Being a doctor and running a business is a funny thing. Even being employed by a corporation is a perplexing idea in my mind. The exams I perform, the tests I run, the products I sell, and the advice I give all have monetary ramifications. Working for somebody else you are also expected to live up to a corporation’s expectations of you, proving your worth through profitability. Being able to truly leave your bottom line out of the thought process when creating a treatment plan is a difficult and tricky endeavor and a major concern when it comes for fee for service health care over outcome based reimbursement.
I had the opportunity to spend about half of my 4thyear as an optometry student working in Indian Health Service hospitals. My residency was also spent practice rural medicine for a low income population. The drugs we had available were generally considered the gold standard of care and if we believed there was a better treatment available we were able to present our case and use these treatments on a patient by patient basis. Post residency I worked for a small group practice that paid me a base and gave me a bonus based on productivity and the amount I billed. This was my first experience with my treatment plans and follow-ups having any impact on my own personal finances. I stuck to my training, optimized treatment plans to include as few visits as possible while still providing high level care, and refused let my financial needs change my thinking.
I think it’s very easy to let looming rent, electric bills, vendor bills, etc. to negatively affect our thinking when it comes to treatments and follow-up. I reach the end of each month hoping whatever we as a team were able to accomplish will cover our monthly expenses. It’s also a business at the end of the day and we need to survive. Where do we draw the line? How do the choices we make effect our bottom line as well as our patient’s wallet?
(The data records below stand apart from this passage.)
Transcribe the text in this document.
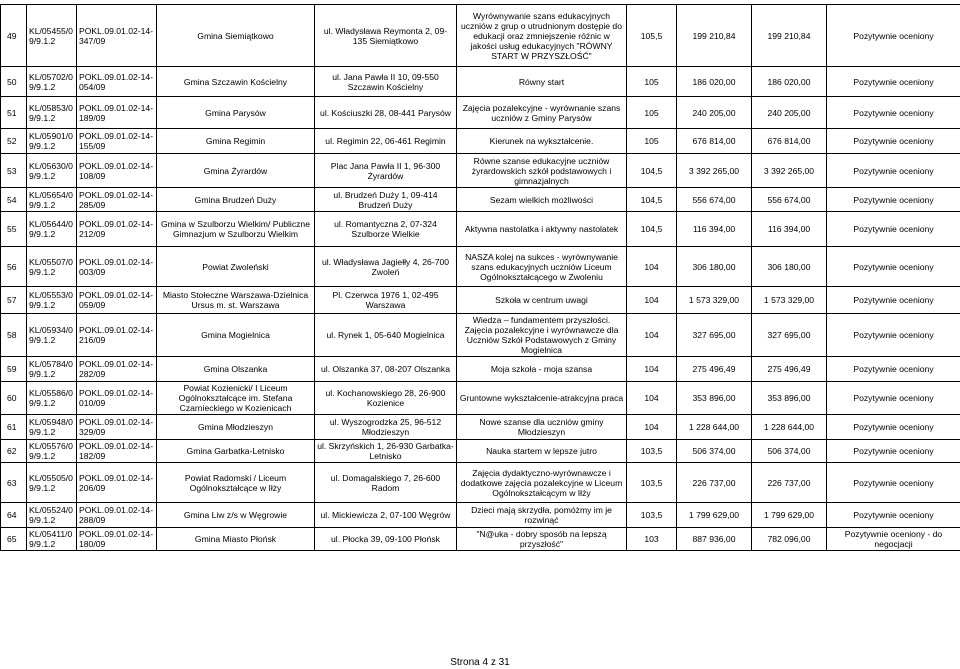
49	KL/05455/0 9/9.1.2	POKL.09.01.02-14-347/09	Gmina Siemiątkowo	ul. Władysława Reymonta 2, 09-135 Siemiątkowo	Wyrównywanie szans edukacyjnych uczniów z grup o utrudnionym dostępie do edukacji oraz zmniejszenie różnic w jakości usług edukacyjnych "RÓWNY START W PRZYSZŁOŚĆ"	105,5	199 210,84	199 210,84	Pozytywnie oceniony
50	KL/05702/0 9/9.1.2	POKL.09.01.02-14-054/09	Gmina Szczawin Kościelny	ul. Jana Pawła II 10, 09-550 Szczawin Kościelny	Równy start	105	186 020,00	186 020,00	Pozytywnie oceniony
51	KL/05853/0 9/9.1.2	POKL.09.01.02-14-189/09	Gmina Parysów	ul. Kościuszki 28, 08-441 Parysów	Zajęcia pozalekcyjne - wyrównanie szans uczniów z Gminy Parysów	105	240 205,00	240 205,00	Pozytywnie oceniony
52	KL/05901/0 9/9.1.2	POKL.09.01.02-14-155/09	Gmina Regimin	ul. Regimin 22, 06-461 Regimin	Kierunek na wykształcenie.	105	676 814,00	676 814,00	Pozytywnie oceniony
53	KL/05630/0 9/9.1.2	POKL.09.01.02-14-108/09	Gmina Żyrardów	Plac Jana Pawła II 1, 96-300 Żyrardów	Równe szanse edukacyjne uczniów żyrardowskich szkół podstawowych i gimnazjalnych	104,5	3 392 265,00	3 392 265,00	Pozytywnie oceniony
54	KL/05654/0 9/9.1.2	POKL.09.01.02-14-285/09	Gmina Brudzeń Duży	ul. Brudzeń Duży 1, 09-414 Brudzeń Duży	Sezam wielkich możliwości	104,5	556 674,00	556 674,00	Pozytywnie oceniony
55	KL/05644/0 9/9.1.2	POKL.09.01.02-14-212/09	Gmina w Szulborzu Wielkim/ Publiczne Gimnazjum w Szulborzu Wielkim	ul. Romantyczna 2, 07-324 Szulborze Wielkie	Aktywna nastolatka i aktywny nastolatek	104,5	116 394,00	116 394,00	Pozytywnie oceniony
56	KL/05507/0 9/9.1.2	POKL.09.01.02-14-003/09	Powiat Zwoleński	ul. Władysława Jagiełły 4, 26-700 Zwoleń	NASZA kolej na sukces - wyrównywanie szans edukacyjnych uczniów Liceum Ogólnokształcącego w Zwoleniu	104	306 180,00	306 180,00	Pozytywnie oceniony
57	KL/05553/0 9/9.1.2	POKL.09.01.02-14-059/09	Miasto Stołeczne Warszawa-Dzielnica Ursus m. st. Warszawa	Pl. Czerwca 1976 1, 02-495 Warszawa	Szkoła w centrum uwagi	104	1 573 329,00	1 573 329,00	Pozytywnie oceniony
58	KL/05934/0 9/9.1.2	POKL.09.01.02-14-216/09	Gmina Mogielnica	ul. Rynek 1, 05-640 Mogielnica	Wiedza – fundamentem przyszłości. Zajęcia pozalekcyjne i wyrównawcze dla Uczniów Szkół Podstawowych z Gminy Mogielnica	104	327 695,00	327 695,00	Pozytywnie oceniony
59	KL/05784/0 9/9.1.2	POKL.09.01.02-14-282/09	Gmina Olszanka	ul. Olszanka 37, 08-207 Olszanka	Moja szkoła - moja szansa	104	275 496,49	275 496,49	Pozytywnie oceniony
60	KL/05586/0 9/9.1.2	POKL.09.01.02-14-010/09	Powiat Kozienicki/ I Liceum Ogólnokształcące im. Stefana Czarnieckiego w Kozienicach	ul. Kochanowskiego 28, 26-900 Kozienice	Gruntowne wykształcenie-atrakcyjna praca	104	353 896,00	353 896,00	Pozytywnie oceniony
61	KL/05948/0 9/9.1.2	POKL.09.01.02-14-329/09	Gmina Młodzieszyn	ul. Wyszogrodzka 25, 96-512 Młodzieszyn	Nowe szanse dla uczniów gminy Młodzieszyn	104	1 228 644,00	1 228 644,00	Pozytywnie oceniony
62	KL/05576/0 9/9.1.2	POKL.09.01.02-14-182/09	Gmina Garbatka-Letnisko	ul. Skrzyńskich 1, 26-930 Garbatka-Letnisko	Nauka startem w lepsze jutro	103,5	506 374,00	506 374,00	Pozytywnie oceniony
63	KL/05505/0 9/9.1.2	POKL.09.01.02-14-206/09	Powiat Radomski / Liceum Ogólnokształcące w Iłży	ul. Domagalskiego 7, 26-600 Radom	Zajęcia dydaktyczno-wyrównawcze i dodatkowe zajęcia pozalekcyjne w Liceum Ogólnokształcącym w Iłży	103,5	226 737,00	226 737,00	Pozytywnie oceniony
64	KL/05524/0 9/9.1.2	POKL.09.01.02-14-288/09	Gmina Liw z/s w Węgrowie	ul. Mickiewicza 2, 07-100 Węgrów	Dzieci mają skrzydła, pomóżmy im je rozwinąć	103,5	1 799 629,00	1 799 629,00	Pozytywnie oceniony
65	KL/05411/0 9/9.1.2	POKL.09.01.02-14-180/09	Gmina Miasto Płońsk	ul. Płocka 39, 09-100 Płońsk	"N@uka - dobry sposób na lepszą przyszłość"	103	887 936,00	782 096,00	Pozytywnie oceniony - do negocjacji
Strona 4 z 31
I was following an interesting topic online, and an admitted sore spot for me and my perception of patient care. A doctor was having trouble managing a patient who had confluent PEK, or stippling, similar to small abrasion and they were not seeing resolution. The patient was concurrently on a steroid (which delays healing) and artificial tears. When asking colleagues for advice many were quick to recommend an amniotic membrane, a harvested cornea from a donor that is inserted to speed up heeling. These membranes with insertion and removal fees are often hundreds of dollars. When questioned, all that was brought up was that its covered by insurance so why should we not do it? Well in my opinion, first off, with high deductible plans that cost is more than likely going to be passed straight on to your patient. Second, if you are putting something on the patient that actively slows healing – I would think that discontinuing this treatment would be your first step. This to me is a culmination of doctors chasing the newest latest and greatest treatment, preferring what it does to their bottom line, and forcing expensive treatments on to uneducated patients. I see this happening more and more in the optometric regardless of the disease, recommending costly unnecessary and sometimes even contraindicated treatments. We firmly believe that it’s important to discuss all treatment options, their physical cost, and risks v. benefits with each patient. Maybe it takes an extra few minutes but in medicine, education is power. It is our job to educate our patients to make them informed consumers and to aid them in taking the correct path. Medicine is half education, and we are the educators.